Ferro achieved that growth with a sales staff that was cut by 10 percent. Some of the reduction resulted from veteran sales staffers leaving the company after a new incentive program was put in place. The pared-down staff then aggressively pursued metal, paper and wood replacement rather than slugging it out with other plastics, Comanita said.
“The old excuse is to wait until the market comes back and sales will improve. We had to teach that new business is available at any time in the business cycle.
“We saw modest improvements in automotive, appliance and packaging, but the main reason for our net gain is shifting focus to new business development. We sold more high-value material last year in spite of the recession.”
Ultimately, the slower comeback has led many compounding execs and watchers to expect growth of only 1-2 percent in the North American market this year, instead of the 3-5 percent they were hoping for earlier in the year.
“You used to be able to take [gross domestic product] growth and double that and arrive at compounding growth. Now, that's not the case,” said Schulman's Haines. “We should be able to match the resin producers at 3-4 percent growth, but I'm not sure we can do it this year.”
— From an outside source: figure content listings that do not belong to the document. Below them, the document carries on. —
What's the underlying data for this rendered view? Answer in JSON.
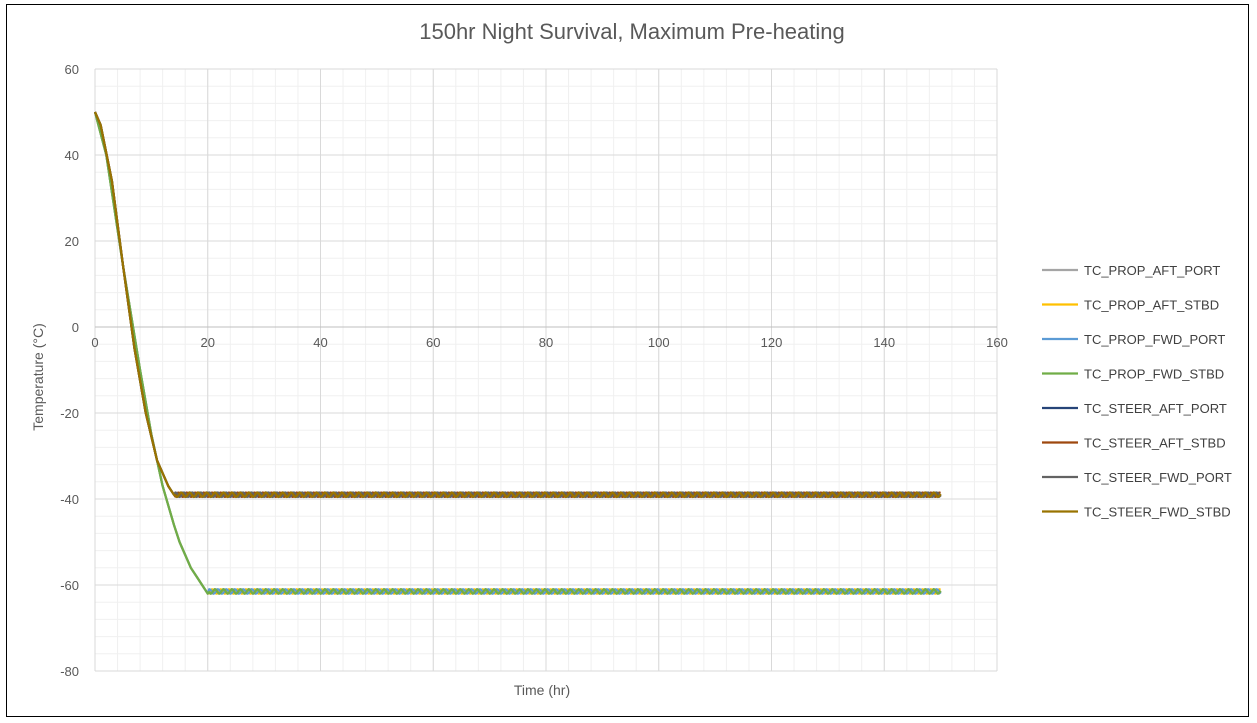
{
  "chart_data": {
    "type": "line",
    "title": "150hr Night Survival, Maximum Pre-heating",
    "xlabel": "Time (hr)",
    "ylabel": "Temperature (°C)",
    "xlim": [
      0,
      160
    ],
    "ylim": [
      -80,
      60
    ],
    "x_ticks": [
      "0",
      "20",
      "40",
      "60",
      "80",
      "100",
      "120",
      "140",
      "160"
    ],
    "y_ticks": [
      "60",
      "40",
      "20",
      "0",
      "-20",
      "-40",
      "-60",
      "-80"
    ],
    "grid": true,
    "legend_position": "right",
    "series": [
      {
        "name": "TC_PROP_AFT_PORT",
        "color": "#A5A5A5",
        "x": [
          0,
          2,
          5,
          8,
          10,
          12,
          14,
          15,
          17,
          18,
          20,
          150
        ],
        "y": [
          50,
          40,
          14,
          -10,
          -25,
          -37,
          -46,
          -50,
          -56,
          -58,
          -62,
          -61.5
        ]
      },
      {
        "name": "TC_PROP_AFT_STBD",
        "color": "#FFC000",
        "x": [
          0,
          2,
          5,
          8,
          10,
          12,
          14,
          15,
          17,
          18,
          20,
          150
        ],
        "y": [
          50,
          40,
          14,
          -10,
          -25,
          -37,
          -46,
          -50,
          -56,
          -58,
          -62,
          -61.5
        ]
      },
      {
        "name": "TC_PROP_FWD_PORT",
        "color": "#5B9BD5",
        "x": [
          0,
          2,
          5,
          8,
          10,
          12,
          14,
          15,
          17,
          18,
          20,
          150
        ],
        "y": [
          50,
          40,
          14,
          -10,
          -25,
          -37,
          -46,
          -50,
          -56,
          -58,
          -62,
          -61.5
        ]
      },
      {
        "name": "TC_PROP_FWD_STBD",
        "color": "#70AD47",
        "x": [
          0,
          2,
          5,
          8,
          10,
          12,
          14,
          15,
          17,
          18,
          20,
          150
        ],
        "y": [
          50,
          40,
          14,
          -10,
          -25,
          -37,
          -46,
          -50,
          -56,
          -58,
          -62,
          -61.5
        ]
      },
      {
        "name": "TC_STEER_AFT_PORT",
        "color": "#264478",
        "x": [
          0,
          1,
          3,
          5,
          7,
          9,
          11,
          13,
          14,
          150
        ],
        "y": [
          50,
          47,
          34,
          14,
          -5,
          -20,
          -31,
          -37,
          -39,
          -39
        ]
      },
      {
        "name": "TC_STEER_AFT_STBD",
        "color": "#9E480E",
        "x": [
          0,
          1,
          3,
          5,
          7,
          9,
          11,
          13,
          14,
          150
        ],
        "y": [
          50,
          47,
          34,
          14,
          -5,
          -20,
          -31,
          -37,
          -39,
          -39
        ]
      },
      {
        "name": "TC_STEER_FWD_PORT",
        "color": "#636363",
        "x": [
          0,
          1,
          3,
          5,
          7,
          9,
          11,
          13,
          14,
          150
        ],
        "y": [
          50,
          47,
          34,
          14,
          -5,
          -20,
          -31,
          -37,
          -39,
          -39
        ]
      },
      {
        "name": "TC_STEER_FWD_STBD",
        "color": "#997300",
        "x": [
          0,
          1,
          3,
          5,
          7,
          9,
          11,
          13,
          14,
          150
        ],
        "y": [
          50,
          47,
          34,
          14,
          -5,
          -20,
          -31,
          -37,
          -39,
          -39
        ]
      }
    ]
  }
}
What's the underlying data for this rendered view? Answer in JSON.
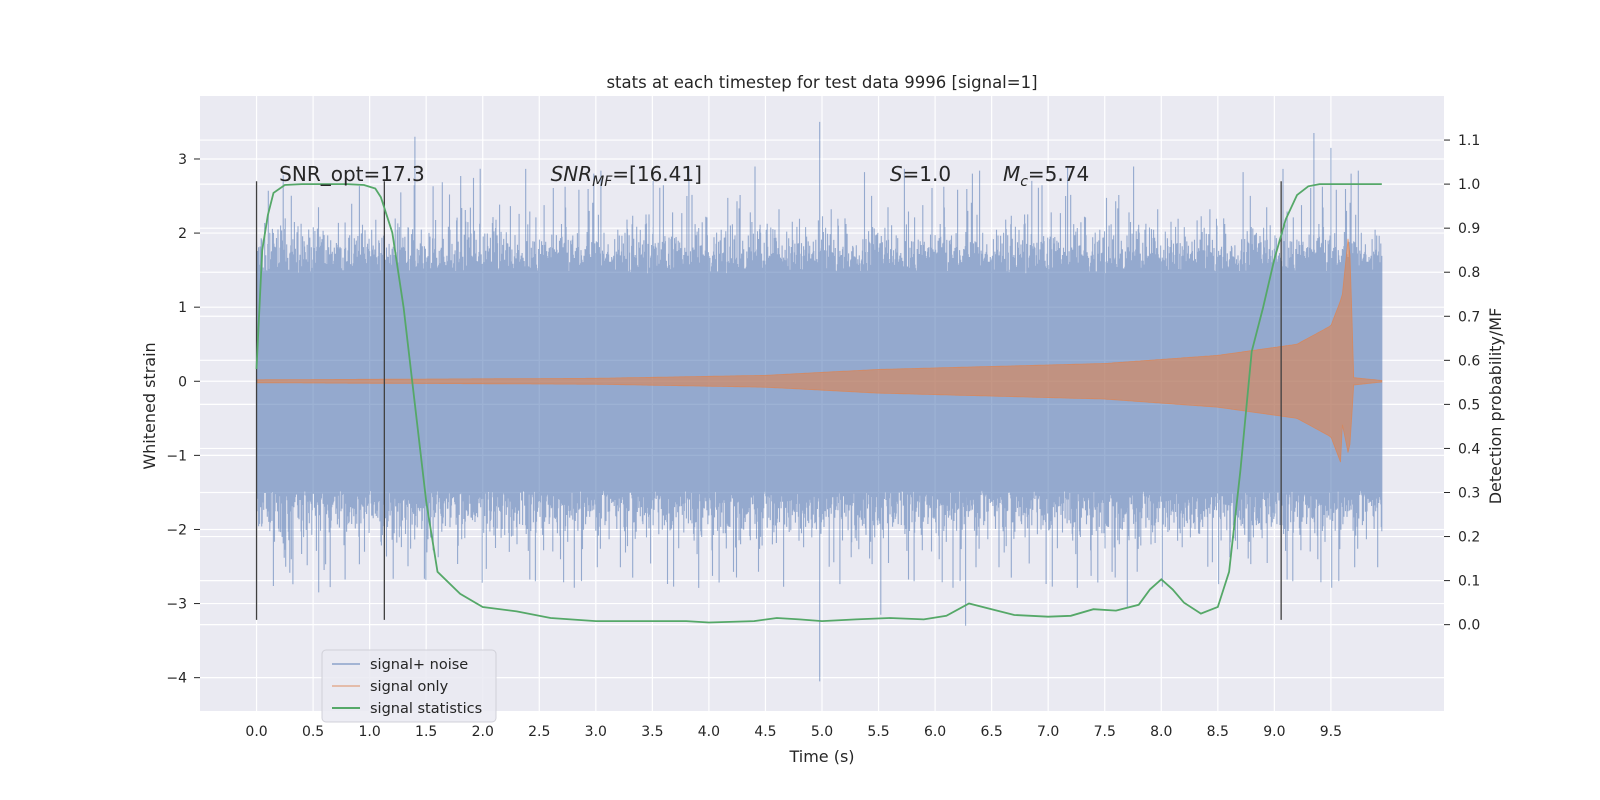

In 2002, “3-5 percent growth is feasible in pounds, but in dollars it will only happen if [compounders] are successful in passing on price increases,” AMI's Jones added.
Frost & Sullivan's Tapuriah warns that the high growth rates of the exuberant 1990s might not be seen in North American compounding for awhile.
“We won't see 7-8 percent annual growth in next five years because end markets won't be bouncing back that much,” Ta-pur-iah said.
At Spar-tech, Abd is remaining “cautiously optimistic.”
“When we came out of the last downturn in 1993, people weren't doing back flips and buying tons of material,” Abd said.
“But that was so long ago, a lot of people in the industry don't remember what that was like.”